Le 4 juillet 1954, la Hongrie affronte l'Allemagne en finale du Mondial. Alors qu'ils mènent 2-0 au bout de 8 minutes, les Hongrois, ultra-favoris de la compétition, sont finalement battus 3-2 par les Allemands. Mais quelle influence une victoire de la bande à Puskás aurait-elle eu sur l'histoire du foot ?
Toni Turek n’en croit pas ses yeux. Sur une passe en retrait complètement foireuse de son défenseur Werner Kohlmeyer, le portier de la RFA se fait chiper le ballon par Zoltán Czibor qui, du pied gauche, n’a plus qu’à le déposer dans le but vide. Le gardien de Düsseldorf se relève et regarde le grand tableau d’affichage du Wankdorfstadion de Berne. 2-0 pour la Hongrie. On joue depuis 8 minutes de jeu. Turek a déjà compris : il va subir le même sort que son coéquipier Henrich Kwiatkowski qui, quelques jours plus tôt, avait déjà encaissé 8 buts en poules (défaite 8-3) face à ces mêmes Hongrois. Depuis, Kwiatkowski a été remplacé dans les cages par Turek et la RFA, malgré l’humiliation, est parvenue à se hisser jusqu’en finale de Coupe du monde, où elle retrouve alors son bourreau. Et clairement, les Magyars semblent chauds pour un nouveau Grand Huit.
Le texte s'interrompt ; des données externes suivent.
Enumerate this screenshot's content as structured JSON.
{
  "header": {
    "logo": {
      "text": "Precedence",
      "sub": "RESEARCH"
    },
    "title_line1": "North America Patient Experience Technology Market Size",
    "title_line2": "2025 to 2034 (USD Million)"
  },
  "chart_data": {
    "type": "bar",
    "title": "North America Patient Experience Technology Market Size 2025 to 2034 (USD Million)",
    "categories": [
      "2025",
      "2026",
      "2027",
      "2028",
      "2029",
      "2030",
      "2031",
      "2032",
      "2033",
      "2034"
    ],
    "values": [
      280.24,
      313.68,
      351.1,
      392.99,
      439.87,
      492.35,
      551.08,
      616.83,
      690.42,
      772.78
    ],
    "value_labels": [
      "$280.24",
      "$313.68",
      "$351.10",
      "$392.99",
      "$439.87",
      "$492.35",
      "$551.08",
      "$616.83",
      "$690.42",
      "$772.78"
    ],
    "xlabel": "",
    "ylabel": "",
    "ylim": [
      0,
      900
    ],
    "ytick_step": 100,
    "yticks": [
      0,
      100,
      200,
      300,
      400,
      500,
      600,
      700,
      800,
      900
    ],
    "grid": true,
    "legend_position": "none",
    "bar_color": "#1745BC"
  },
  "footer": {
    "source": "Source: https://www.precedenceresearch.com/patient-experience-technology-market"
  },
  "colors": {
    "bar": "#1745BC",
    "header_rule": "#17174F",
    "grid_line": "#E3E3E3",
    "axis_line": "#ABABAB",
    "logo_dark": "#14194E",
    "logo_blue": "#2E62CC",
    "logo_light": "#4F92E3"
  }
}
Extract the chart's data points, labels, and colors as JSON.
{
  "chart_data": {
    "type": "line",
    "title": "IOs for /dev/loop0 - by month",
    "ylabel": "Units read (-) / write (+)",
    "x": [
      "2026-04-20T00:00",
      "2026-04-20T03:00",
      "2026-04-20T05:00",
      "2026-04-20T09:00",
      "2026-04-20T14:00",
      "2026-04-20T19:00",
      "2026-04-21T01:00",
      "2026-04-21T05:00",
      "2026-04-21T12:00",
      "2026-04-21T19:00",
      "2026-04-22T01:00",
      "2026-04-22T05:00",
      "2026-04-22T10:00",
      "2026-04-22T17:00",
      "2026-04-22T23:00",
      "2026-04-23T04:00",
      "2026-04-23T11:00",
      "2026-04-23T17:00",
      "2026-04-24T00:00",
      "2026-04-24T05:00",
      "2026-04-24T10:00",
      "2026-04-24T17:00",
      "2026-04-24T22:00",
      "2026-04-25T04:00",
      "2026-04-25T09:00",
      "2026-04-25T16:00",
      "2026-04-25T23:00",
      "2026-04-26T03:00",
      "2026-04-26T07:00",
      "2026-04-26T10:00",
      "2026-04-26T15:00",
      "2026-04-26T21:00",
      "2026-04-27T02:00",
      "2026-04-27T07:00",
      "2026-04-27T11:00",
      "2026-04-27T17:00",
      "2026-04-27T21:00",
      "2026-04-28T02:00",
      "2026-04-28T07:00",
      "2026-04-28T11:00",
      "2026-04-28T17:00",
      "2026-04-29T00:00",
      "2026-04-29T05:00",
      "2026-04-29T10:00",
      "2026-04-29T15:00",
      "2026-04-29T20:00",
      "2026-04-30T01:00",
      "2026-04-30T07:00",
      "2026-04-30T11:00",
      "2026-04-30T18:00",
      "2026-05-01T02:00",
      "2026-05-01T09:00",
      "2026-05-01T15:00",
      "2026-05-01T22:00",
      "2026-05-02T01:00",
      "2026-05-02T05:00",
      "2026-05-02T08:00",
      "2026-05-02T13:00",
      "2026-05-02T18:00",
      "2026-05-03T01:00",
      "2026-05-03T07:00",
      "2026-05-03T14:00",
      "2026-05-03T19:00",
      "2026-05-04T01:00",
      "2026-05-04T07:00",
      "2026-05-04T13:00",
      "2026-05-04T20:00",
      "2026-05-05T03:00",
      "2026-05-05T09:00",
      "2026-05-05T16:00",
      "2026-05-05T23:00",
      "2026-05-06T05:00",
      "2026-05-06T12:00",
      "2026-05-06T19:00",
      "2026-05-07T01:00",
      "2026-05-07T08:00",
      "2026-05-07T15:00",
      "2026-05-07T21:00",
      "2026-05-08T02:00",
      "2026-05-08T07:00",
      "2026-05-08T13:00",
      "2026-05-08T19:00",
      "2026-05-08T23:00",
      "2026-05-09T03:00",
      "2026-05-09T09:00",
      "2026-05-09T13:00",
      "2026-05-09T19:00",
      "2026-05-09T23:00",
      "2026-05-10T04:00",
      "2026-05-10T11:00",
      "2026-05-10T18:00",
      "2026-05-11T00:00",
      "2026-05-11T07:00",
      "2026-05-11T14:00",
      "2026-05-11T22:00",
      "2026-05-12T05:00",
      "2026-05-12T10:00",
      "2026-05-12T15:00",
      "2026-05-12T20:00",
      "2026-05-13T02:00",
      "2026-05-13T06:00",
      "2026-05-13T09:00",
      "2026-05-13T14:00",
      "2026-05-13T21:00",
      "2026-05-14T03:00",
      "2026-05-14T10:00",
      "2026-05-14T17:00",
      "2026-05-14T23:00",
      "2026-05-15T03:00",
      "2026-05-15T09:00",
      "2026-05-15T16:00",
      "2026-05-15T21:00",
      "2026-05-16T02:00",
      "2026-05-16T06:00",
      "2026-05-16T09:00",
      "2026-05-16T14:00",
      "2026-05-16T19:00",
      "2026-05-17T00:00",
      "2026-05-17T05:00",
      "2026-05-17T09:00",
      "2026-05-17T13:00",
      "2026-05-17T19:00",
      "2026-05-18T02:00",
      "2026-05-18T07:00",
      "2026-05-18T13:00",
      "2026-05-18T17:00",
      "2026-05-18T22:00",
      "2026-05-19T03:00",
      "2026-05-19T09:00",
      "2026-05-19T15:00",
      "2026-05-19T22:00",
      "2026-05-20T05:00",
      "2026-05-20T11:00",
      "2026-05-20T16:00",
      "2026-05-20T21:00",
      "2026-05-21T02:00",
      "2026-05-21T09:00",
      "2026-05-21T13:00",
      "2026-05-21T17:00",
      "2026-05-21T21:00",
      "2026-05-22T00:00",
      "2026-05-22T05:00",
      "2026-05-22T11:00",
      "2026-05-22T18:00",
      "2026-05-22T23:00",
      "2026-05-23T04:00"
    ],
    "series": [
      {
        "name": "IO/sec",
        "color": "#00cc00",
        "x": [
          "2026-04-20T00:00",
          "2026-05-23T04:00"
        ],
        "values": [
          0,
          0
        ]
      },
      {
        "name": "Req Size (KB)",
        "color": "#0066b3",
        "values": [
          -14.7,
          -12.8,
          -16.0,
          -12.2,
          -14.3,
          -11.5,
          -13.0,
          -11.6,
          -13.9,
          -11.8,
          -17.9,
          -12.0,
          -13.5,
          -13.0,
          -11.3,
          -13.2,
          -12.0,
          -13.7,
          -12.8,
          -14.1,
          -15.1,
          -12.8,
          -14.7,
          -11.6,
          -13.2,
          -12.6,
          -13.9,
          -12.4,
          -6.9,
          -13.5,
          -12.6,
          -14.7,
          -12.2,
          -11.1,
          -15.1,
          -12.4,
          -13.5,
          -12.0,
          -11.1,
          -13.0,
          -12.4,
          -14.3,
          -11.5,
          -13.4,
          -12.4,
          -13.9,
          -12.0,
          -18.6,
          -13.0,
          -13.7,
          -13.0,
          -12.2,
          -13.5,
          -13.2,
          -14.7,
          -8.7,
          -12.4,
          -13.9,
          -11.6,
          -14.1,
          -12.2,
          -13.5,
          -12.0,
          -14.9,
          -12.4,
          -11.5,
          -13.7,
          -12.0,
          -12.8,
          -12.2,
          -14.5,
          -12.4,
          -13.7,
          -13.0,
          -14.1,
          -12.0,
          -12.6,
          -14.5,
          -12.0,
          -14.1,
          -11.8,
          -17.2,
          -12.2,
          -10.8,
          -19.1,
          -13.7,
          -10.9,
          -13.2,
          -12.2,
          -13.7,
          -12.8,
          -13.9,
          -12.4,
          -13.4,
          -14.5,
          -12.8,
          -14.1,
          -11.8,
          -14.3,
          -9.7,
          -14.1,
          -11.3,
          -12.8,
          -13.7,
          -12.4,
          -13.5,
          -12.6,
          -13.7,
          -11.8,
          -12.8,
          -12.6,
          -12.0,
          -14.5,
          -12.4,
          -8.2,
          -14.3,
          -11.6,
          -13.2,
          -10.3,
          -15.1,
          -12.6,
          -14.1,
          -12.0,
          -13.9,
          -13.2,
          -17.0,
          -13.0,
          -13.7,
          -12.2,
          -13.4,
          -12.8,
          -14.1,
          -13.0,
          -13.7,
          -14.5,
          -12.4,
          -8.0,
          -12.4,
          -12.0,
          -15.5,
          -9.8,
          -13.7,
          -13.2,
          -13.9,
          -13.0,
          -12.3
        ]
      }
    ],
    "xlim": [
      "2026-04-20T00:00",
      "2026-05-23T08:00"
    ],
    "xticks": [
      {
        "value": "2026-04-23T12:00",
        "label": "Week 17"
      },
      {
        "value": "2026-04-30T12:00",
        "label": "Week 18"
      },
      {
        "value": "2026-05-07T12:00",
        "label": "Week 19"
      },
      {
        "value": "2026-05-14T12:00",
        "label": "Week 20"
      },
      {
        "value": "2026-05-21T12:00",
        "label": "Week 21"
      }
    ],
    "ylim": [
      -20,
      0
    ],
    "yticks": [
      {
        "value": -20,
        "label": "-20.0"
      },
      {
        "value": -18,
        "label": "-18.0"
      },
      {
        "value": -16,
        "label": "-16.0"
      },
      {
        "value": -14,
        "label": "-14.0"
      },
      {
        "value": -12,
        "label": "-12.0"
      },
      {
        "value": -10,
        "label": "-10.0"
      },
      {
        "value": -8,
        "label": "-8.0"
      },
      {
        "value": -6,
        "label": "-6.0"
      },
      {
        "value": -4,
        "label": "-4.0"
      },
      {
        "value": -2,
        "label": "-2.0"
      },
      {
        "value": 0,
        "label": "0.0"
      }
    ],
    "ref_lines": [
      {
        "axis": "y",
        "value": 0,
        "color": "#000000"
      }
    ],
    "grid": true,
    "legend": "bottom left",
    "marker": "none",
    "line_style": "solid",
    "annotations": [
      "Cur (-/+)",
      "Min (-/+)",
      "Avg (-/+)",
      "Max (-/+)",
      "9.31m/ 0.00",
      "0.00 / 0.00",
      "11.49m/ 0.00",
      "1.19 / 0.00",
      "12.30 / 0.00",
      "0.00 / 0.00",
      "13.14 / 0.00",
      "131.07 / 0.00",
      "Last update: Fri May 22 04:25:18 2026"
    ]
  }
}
Turek, tu es un dieu du football
Il faut dire qu’à cette époque, le Onze d’or hongrois est ce qui se fait de mieux au monde. Emmenée par son fabuleux trio Kocsis-Puskás-Czibor, la sélection hongroise n’a plus perdu le moindre match depuis le 14 mai 1950 et reste sur une série de 23 matchs sans défaite (97 buts marqués, 24 encaissés) au moment de débuter la Coupe du monde. Lors de cette fabuleuse série, les Magyars ont notamment réalisé un exploit sans précédent : une victoire 6-3 en novembre 1953 à Wembley, là où aucune équipe non britannique n’était venue s’imposer. Et la Coupe du monde 1954 en Suisse semble suivre le même rythme : 9-0 contre la Corée du Sud, 8-3 contre la RFA. Les Hongrois corrigent ensuite le Brésil (4-2 au terme de la « bataille de Berne » ), puis l’Uruguay, championne du monde en titre (4-2).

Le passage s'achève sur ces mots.